Who would ever forget his birthday bash he hosted for Deok-sun (Hyeri), or how he proudly sported the shoes his daughter Bo-ra (Ryu Hye-young) gave him after they got into a fight? And don’t even get me started on his dork-but-real younger relationship with the baby, No Eul. And how much he’d fought to suppress those feelings but never managed? Ugh. Daddies like these do not descend from a script — they descend from memory of what a dad can be.
Moving’s Jang Ju-won
And here’s one for the superhero dads — we mean that literally. Ryu Seung-ryong in Moving showed us Jang Ju-won, the man who would battle a hundred men, but first he’d prepare lunch for his daughter, all in silence. The emotional punch in his tale is how he used his superhuman strength not for fame but for using his phenomenal strength to help safeguard his daughter, Hui-soo (Go Youn-jung), and provide her a chance to live a normal life despite her gifts.
No matter how battered Ju-won looked, her instinct was always to ask about her. He was not just strong — he was infinitely patient, heartbreakingly committed and soft in all the right places. The self-deprecating humour with which he treated her, the little things they shared together, the big love that he kept in reserve because he didn’t want to overwhelm her with it — though she always ached to know it — the weight of the relationship was enough to make you wish for more dads like him. Hero by strength, dad by choice.

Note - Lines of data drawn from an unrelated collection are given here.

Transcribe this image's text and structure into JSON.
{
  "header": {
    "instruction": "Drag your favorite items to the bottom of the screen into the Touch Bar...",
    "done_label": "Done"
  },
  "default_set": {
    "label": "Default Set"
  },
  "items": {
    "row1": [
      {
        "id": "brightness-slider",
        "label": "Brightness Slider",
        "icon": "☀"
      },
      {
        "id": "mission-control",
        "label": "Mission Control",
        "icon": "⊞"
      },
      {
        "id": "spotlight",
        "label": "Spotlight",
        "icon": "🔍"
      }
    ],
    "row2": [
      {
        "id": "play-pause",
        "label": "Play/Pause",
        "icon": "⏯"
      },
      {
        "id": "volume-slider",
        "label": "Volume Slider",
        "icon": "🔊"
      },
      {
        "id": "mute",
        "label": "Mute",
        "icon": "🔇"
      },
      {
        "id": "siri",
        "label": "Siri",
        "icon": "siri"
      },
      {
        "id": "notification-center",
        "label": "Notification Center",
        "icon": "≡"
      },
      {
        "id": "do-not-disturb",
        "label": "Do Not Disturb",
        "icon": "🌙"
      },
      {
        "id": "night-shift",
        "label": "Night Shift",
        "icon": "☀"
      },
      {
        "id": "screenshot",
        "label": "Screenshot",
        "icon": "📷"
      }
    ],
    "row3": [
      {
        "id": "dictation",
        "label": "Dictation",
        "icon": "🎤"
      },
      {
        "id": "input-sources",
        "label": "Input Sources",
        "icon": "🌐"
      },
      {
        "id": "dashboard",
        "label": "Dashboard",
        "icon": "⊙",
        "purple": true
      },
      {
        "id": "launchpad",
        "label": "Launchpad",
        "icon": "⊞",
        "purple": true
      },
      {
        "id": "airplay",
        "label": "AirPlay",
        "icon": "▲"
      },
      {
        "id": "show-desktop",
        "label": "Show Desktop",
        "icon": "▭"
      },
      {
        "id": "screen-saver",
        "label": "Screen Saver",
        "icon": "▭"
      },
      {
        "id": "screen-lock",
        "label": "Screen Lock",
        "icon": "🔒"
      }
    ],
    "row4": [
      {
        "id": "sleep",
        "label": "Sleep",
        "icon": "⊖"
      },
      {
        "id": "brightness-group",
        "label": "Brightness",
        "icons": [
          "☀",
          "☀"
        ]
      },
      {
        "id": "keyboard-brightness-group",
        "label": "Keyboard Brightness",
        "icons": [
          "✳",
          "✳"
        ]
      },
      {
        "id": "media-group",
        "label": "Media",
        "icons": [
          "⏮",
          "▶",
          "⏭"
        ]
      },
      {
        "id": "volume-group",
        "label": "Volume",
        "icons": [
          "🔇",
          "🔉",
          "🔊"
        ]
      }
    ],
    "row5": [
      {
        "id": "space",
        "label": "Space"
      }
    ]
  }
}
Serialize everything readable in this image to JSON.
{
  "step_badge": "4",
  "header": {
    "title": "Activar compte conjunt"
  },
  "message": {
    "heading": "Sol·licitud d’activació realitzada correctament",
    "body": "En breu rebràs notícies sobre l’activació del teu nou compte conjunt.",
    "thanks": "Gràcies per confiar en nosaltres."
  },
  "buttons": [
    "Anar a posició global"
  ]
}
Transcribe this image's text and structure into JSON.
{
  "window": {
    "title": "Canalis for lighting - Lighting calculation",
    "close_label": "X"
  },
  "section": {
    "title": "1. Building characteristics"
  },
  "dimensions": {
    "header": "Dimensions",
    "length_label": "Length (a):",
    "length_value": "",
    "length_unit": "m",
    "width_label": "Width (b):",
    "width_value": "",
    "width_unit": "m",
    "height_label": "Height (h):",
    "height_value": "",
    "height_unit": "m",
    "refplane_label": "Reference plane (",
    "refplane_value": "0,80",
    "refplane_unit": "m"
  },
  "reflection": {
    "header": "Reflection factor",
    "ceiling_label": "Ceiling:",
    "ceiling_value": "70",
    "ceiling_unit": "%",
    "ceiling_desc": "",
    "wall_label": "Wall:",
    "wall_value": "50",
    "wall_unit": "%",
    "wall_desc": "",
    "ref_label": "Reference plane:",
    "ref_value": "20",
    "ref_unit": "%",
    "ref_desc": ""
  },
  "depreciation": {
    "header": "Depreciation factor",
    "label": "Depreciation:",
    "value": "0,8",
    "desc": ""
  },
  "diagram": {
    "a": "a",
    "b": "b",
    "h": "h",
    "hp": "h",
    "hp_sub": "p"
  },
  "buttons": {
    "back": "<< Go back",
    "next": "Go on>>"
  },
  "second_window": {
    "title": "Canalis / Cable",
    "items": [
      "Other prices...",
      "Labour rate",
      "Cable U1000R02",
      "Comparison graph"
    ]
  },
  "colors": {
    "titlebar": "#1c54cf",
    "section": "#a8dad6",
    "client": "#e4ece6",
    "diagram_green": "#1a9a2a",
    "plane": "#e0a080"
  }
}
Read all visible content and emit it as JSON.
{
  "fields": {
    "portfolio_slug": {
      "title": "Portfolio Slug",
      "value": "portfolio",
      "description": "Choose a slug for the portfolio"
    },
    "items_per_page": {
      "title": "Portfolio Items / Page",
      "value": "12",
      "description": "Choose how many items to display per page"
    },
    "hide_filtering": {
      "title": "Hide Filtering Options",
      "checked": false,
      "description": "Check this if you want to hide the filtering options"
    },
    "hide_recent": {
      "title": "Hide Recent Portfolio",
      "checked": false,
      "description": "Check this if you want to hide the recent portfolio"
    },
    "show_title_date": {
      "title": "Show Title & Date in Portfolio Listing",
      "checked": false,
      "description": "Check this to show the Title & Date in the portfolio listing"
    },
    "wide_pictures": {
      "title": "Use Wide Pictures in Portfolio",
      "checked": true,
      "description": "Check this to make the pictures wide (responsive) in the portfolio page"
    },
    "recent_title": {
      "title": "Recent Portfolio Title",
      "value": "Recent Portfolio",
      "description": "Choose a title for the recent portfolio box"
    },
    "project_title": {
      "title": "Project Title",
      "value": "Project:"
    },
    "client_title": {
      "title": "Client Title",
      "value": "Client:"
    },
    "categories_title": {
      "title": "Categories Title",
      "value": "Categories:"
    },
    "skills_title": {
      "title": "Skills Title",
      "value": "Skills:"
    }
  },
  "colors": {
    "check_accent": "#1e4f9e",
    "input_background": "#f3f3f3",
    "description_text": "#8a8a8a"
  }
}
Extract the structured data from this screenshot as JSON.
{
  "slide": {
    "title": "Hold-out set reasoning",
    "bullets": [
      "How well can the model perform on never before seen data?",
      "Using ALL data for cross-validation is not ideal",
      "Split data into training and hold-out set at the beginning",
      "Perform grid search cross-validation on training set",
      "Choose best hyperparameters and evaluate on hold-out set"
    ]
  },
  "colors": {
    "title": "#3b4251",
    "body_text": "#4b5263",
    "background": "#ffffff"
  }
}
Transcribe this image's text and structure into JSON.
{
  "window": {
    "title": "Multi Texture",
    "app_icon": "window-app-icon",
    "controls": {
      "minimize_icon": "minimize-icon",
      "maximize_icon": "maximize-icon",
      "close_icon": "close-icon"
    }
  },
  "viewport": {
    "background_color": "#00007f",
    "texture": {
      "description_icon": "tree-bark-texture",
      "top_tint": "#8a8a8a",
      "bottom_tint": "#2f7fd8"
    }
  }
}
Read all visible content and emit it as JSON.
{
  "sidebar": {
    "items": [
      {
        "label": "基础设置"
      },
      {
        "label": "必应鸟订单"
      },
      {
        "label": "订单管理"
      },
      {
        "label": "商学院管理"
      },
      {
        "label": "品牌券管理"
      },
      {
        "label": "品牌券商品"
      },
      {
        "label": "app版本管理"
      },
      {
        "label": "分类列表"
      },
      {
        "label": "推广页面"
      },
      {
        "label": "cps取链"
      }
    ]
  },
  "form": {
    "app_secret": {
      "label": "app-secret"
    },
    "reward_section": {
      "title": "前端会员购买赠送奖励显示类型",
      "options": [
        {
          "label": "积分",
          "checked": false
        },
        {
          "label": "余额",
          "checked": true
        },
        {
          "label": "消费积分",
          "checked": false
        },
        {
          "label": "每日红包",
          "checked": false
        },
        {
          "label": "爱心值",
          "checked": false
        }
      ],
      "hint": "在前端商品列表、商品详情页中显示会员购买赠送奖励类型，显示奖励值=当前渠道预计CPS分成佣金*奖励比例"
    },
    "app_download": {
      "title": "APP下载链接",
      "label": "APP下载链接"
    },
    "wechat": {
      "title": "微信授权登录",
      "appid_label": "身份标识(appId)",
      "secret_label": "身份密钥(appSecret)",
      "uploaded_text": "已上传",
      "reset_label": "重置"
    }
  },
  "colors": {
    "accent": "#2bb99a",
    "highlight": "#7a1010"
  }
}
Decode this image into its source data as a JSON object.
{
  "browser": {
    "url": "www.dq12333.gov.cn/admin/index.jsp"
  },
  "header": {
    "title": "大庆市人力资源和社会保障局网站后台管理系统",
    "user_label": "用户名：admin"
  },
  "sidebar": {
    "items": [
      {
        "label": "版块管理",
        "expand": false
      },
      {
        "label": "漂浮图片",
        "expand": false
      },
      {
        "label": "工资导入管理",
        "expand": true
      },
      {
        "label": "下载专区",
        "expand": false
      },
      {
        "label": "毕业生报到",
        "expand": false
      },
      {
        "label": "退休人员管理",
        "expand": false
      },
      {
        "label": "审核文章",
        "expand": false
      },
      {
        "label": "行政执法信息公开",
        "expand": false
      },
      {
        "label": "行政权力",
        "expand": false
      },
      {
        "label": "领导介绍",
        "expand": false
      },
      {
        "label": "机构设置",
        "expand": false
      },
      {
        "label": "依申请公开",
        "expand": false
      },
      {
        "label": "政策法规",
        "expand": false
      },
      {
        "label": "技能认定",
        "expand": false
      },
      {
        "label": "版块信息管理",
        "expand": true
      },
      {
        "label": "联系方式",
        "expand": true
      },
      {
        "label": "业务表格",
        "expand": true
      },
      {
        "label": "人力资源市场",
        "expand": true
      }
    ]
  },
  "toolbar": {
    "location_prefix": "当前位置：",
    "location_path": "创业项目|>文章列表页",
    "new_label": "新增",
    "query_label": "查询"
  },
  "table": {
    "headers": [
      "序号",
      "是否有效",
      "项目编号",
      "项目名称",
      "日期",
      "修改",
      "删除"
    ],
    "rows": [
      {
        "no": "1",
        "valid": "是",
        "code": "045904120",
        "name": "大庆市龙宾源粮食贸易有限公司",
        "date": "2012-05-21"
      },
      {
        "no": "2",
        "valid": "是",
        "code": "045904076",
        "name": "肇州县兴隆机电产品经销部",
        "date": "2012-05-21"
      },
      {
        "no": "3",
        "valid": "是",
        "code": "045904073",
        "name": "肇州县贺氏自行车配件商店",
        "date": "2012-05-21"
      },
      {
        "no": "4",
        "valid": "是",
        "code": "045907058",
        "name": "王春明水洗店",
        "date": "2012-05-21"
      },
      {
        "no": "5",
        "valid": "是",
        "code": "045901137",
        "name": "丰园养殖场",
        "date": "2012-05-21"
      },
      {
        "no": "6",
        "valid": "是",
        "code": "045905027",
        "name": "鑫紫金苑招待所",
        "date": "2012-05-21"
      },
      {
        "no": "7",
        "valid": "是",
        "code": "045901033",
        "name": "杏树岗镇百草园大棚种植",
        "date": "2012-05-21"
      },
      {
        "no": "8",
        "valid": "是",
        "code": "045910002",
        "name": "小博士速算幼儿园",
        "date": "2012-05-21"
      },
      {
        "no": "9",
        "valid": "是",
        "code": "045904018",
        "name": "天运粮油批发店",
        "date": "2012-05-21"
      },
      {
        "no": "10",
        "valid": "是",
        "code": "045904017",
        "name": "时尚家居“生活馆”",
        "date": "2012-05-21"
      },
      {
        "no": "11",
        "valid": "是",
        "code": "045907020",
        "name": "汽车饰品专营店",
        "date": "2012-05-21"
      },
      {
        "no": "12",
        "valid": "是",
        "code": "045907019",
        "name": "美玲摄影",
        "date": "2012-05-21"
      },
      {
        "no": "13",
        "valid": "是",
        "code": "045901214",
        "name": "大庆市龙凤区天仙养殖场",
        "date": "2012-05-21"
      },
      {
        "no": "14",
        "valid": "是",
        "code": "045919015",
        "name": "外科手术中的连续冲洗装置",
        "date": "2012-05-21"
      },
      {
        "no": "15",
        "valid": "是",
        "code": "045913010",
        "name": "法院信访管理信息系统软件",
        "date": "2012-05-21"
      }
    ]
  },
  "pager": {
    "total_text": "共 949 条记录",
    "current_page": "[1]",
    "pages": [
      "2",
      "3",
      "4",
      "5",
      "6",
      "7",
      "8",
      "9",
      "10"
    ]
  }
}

Flower of Evil’s Baek Hui-seong
This is going to be the one that’s going to be controversial, I know. But — just hear me out for a minute — Lee Joon-gi’s Baek Hui-seong was faking it, perhaps, but there was something real that flared over with his daughter. A man who believed he was unlovable but who still went and scooped up the doll of his baby daughter and cared for her like a quiet soldier? That’s the kind of thing that messes you up at 3 AM in the best possible way.
His fatherly nature asserted itself on its own — even when he was not entirely sure what it was. There is one unforgettable scene in which he exacts vengeance on a classmate who bullied his daughter, and this is not rage — it’s love. Distorted, imperfect, messy — and yet loves. And maybe there are moments that’s all fatherhood is: not perfect, but fiercely protective, even in its brokenness.

Have any of these best Kdrama fathers ever caused you to suddenly, inexplicably, want to send a text to your own appa saying, “Thank you”? Let us know in the comments, and, again, happy Father’s Day!